Do you have a work best friend?
To me, this question seemed simple to answer. Furthermore, the reason my employer would ask it also seemed clear to me – but that definitely wasn’t the case for many of my colleagues. It was so confusing to some, that we actually had to address that specific question during a Q&A session in a townhall meeting (with hundreds of attendees).
From my own personal experience, I know that having a bestie at work can make a huge difference in my happiness and engagement. I’ve only worked one job where I didn’t have a close friend, and my days felt like they dragged on forever, and certainly felt less fulfilling.
Research shows the benefits of having a workplace BFF. According to Gallup, there is:
“A concrete link between having a best friend at work and the amount of effort employees expend in their job. For example, women who strongly agree they have a best friend at work are more than twice as likely to be engaged (63%) compared with the women who say otherwise (29%).”
“Those who [have a best friend at work] are seven times as likely to be engaged in their jobs, are better at engaging customers, produce higher quality work, have higher well-being, and are less likely to get injured on the job.”

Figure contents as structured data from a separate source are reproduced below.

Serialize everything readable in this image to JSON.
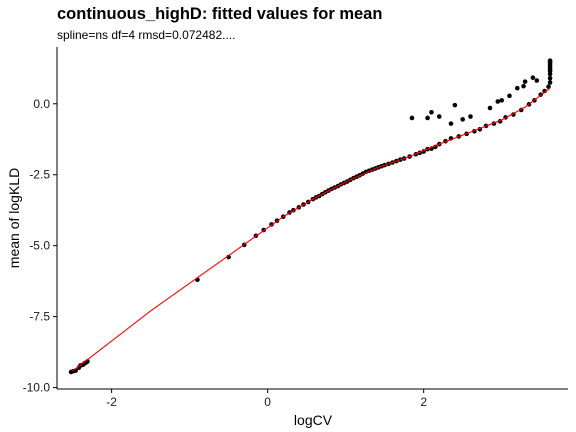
{
  "chart_data": {
    "type": "scatter",
    "title": "continuous_highD: fitted values for mean",
    "subtitle": "spline=ns df=4 rmsd=0.072482....",
    "xlabel": "logCV",
    "ylabel": "mean of logKLD",
    "xlim": [
      -2.7,
      3.85
    ],
    "ylim": [
      -10.05,
      2.0
    ],
    "x_ticks": [
      -2,
      0,
      2
    ],
    "y_ticks": [
      0.0,
      -2.5,
      -5.0,
      -7.5,
      -10.0
    ],
    "x_tick_labels": [
      "-2",
      "0",
      "2"
    ],
    "y_tick_labels": [
      "0.0",
      "-2.5",
      "-5.0",
      "-7.5",
      "-10.0"
    ],
    "grid": false,
    "colors": {
      "points": "#000000",
      "fit_line": "#ff0000"
    },
    "points": [
      [
        -2.52,
        -9.45
      ],
      [
        -2.49,
        -9.42
      ],
      [
        -2.46,
        -9.4
      ],
      [
        -2.42,
        -9.3
      ],
      [
        -2.4,
        -9.22
      ],
      [
        -2.37,
        -9.2
      ],
      [
        -2.35,
        -9.15
      ],
      [
        -2.33,
        -9.12
      ],
      [
        -2.31,
        -9.08
      ],
      [
        -0.9,
        -6.2
      ],
      [
        -0.5,
        -5.4
      ],
      [
        -0.3,
        -4.97
      ],
      [
        -0.15,
        -4.65
      ],
      [
        -0.05,
        -4.45
      ],
      [
        0.05,
        -4.25
      ],
      [
        0.12,
        -4.12
      ],
      [
        0.2,
        -3.98
      ],
      [
        0.28,
        -3.83
      ],
      [
        0.33,
        -3.75
      ],
      [
        0.4,
        -3.65
      ],
      [
        0.46,
        -3.55
      ],
      [
        0.52,
        -3.46
      ],
      [
        0.58,
        -3.36
      ],
      [
        0.62,
        -3.3
      ],
      [
        0.66,
        -3.25
      ],
      [
        0.7,
        -3.18
      ],
      [
        0.74,
        -3.12
      ],
      [
        0.78,
        -3.06
      ],
      [
        0.82,
        -3.0
      ],
      [
        0.86,
        -2.95
      ],
      [
        0.9,
        -2.9
      ],
      [
        0.94,
        -2.84
      ],
      [
        0.98,
        -2.79
      ],
      [
        1.02,
        -2.74
      ],
      [
        1.06,
        -2.68
      ],
      [
        1.1,
        -2.62
      ],
      [
        1.14,
        -2.57
      ],
      [
        1.18,
        -2.52
      ],
      [
        1.22,
        -2.46
      ],
      [
        1.26,
        -2.4
      ],
      [
        1.3,
        -2.36
      ],
      [
        1.34,
        -2.32
      ],
      [
        1.38,
        -2.28
      ],
      [
        1.42,
        -2.24
      ],
      [
        1.46,
        -2.2
      ],
      [
        1.5,
        -2.16
      ],
      [
        1.55,
        -2.12
      ],
      [
        1.6,
        -2.07
      ],
      [
        1.65,
        -2.02
      ],
      [
        1.7,
        -1.97
      ],
      [
        1.75,
        -1.93
      ],
      [
        1.82,
        -1.86
      ],
      [
        1.9,
        -1.78
      ],
      [
        1.95,
        -1.73
      ],
      [
        2.0,
        -1.68
      ],
      [
        2.05,
        -1.6
      ],
      [
        2.1,
        -1.58
      ],
      [
        2.15,
        -1.52
      ],
      [
        2.2,
        -1.42
      ],
      [
        2.28,
        -1.32
      ],
      [
        2.35,
        -1.22
      ],
      [
        2.45,
        -1.15
      ],
      [
        2.55,
        -1.06
      ],
      [
        2.65,
        -0.97
      ],
      [
        2.72,
        -0.9
      ],
      [
        2.8,
        -0.78
      ],
      [
        2.9,
        -0.7
      ],
      [
        2.98,
        -0.62
      ],
      [
        3.05,
        -0.48
      ],
      [
        3.15,
        -0.38
      ],
      [
        3.25,
        -0.22
      ],
      [
        3.35,
        -0.02
      ],
      [
        3.42,
        0.12
      ],
      [
        3.5,
        0.32
      ],
      [
        3.55,
        0.45
      ],
      [
        3.6,
        0.6
      ],
      [
        3.62,
        0.75
      ],
      [
        3.62,
        0.9
      ],
      [
        3.62,
        1.05
      ],
      [
        3.62,
        1.15
      ],
      [
        3.62,
        1.2
      ],
      [
        3.62,
        1.28
      ],
      [
        3.62,
        1.35
      ],
      [
        3.62,
        1.42
      ],
      [
        3.62,
        1.48
      ],
      [
        3.62,
        1.52
      ],
      [
        2.2,
        -0.45
      ],
      [
        2.1,
        -0.3
      ],
      [
        2.05,
        -0.5
      ],
      [
        1.85,
        -0.5
      ],
      [
        2.35,
        -0.7
      ],
      [
        2.5,
        -0.55
      ],
      [
        2.6,
        -0.45
      ],
      [
        2.85,
        -0.15
      ],
      [
        2.95,
        0.08
      ],
      [
        3.0,
        0.12
      ],
      [
        3.1,
        0.28
      ],
      [
        3.2,
        0.55
      ],
      [
        3.28,
        0.62
      ],
      [
        3.45,
        0.82
      ],
      [
        3.3,
        0.78
      ],
      [
        3.4,
        0.92
      ],
      [
        2.4,
        -0.05
      ]
    ],
    "fit_line": [
      [
        -2.5,
        -9.42
      ],
      [
        -1.5,
        -7.3
      ],
      [
        -0.5,
        -5.35
      ],
      [
        0.2,
        -3.98
      ],
      [
        0.6,
        -3.33
      ],
      [
        1.0,
        -2.76
      ],
      [
        1.4,
        -2.26
      ],
      [
        1.8,
        -1.88
      ],
      [
        2.2,
        -1.42
      ],
      [
        2.6,
        -1.0
      ],
      [
        3.0,
        -0.57
      ],
      [
        3.3,
        -0.12
      ],
      [
        3.62,
        0.55
      ]
    ]
  }
}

Based on the number of people who were confused/reacted adversely to the question in my workplace, I would hazard a guess and say that people who have work best friends are in the minority. Gallup also says the question “is among the most controversial [we’ve] asked in 30 years of employee engagement research”. That makes me feel lucky to be able to answer the question so easily.
In the picture above you’ll see a selfie of me and Nora, my work bestie (and truly good friend, whether at work or not). She’s the person I can laugh with when times get real rough, and we cheer each other on through our wins and accomplishments. I can look back fondly at some of the hardest things I’ve gone through at work because Nora was there for me.
We work on separate teams now, which is sad for me because I don’t get to see her every day, but we still make sure to check in with one another on Skype (even if it’s just to send a funny meme at lunch). In some ways, I’m glad we’re in different roles now because our friendship has evolved from workplace to real life – something I think a lot of people struggle with.
I’m lucky to have carried a few of my work besties into my life outside my job (Hi Wit! Hi Danny!), and I know we’ll be friends for years to come 🙂
I’m curious – do you have a work best friend? Is that question easy for you to answer? If you do have a work best friend, would you consider them a friend outside of your 9 to 5? I’d love to know!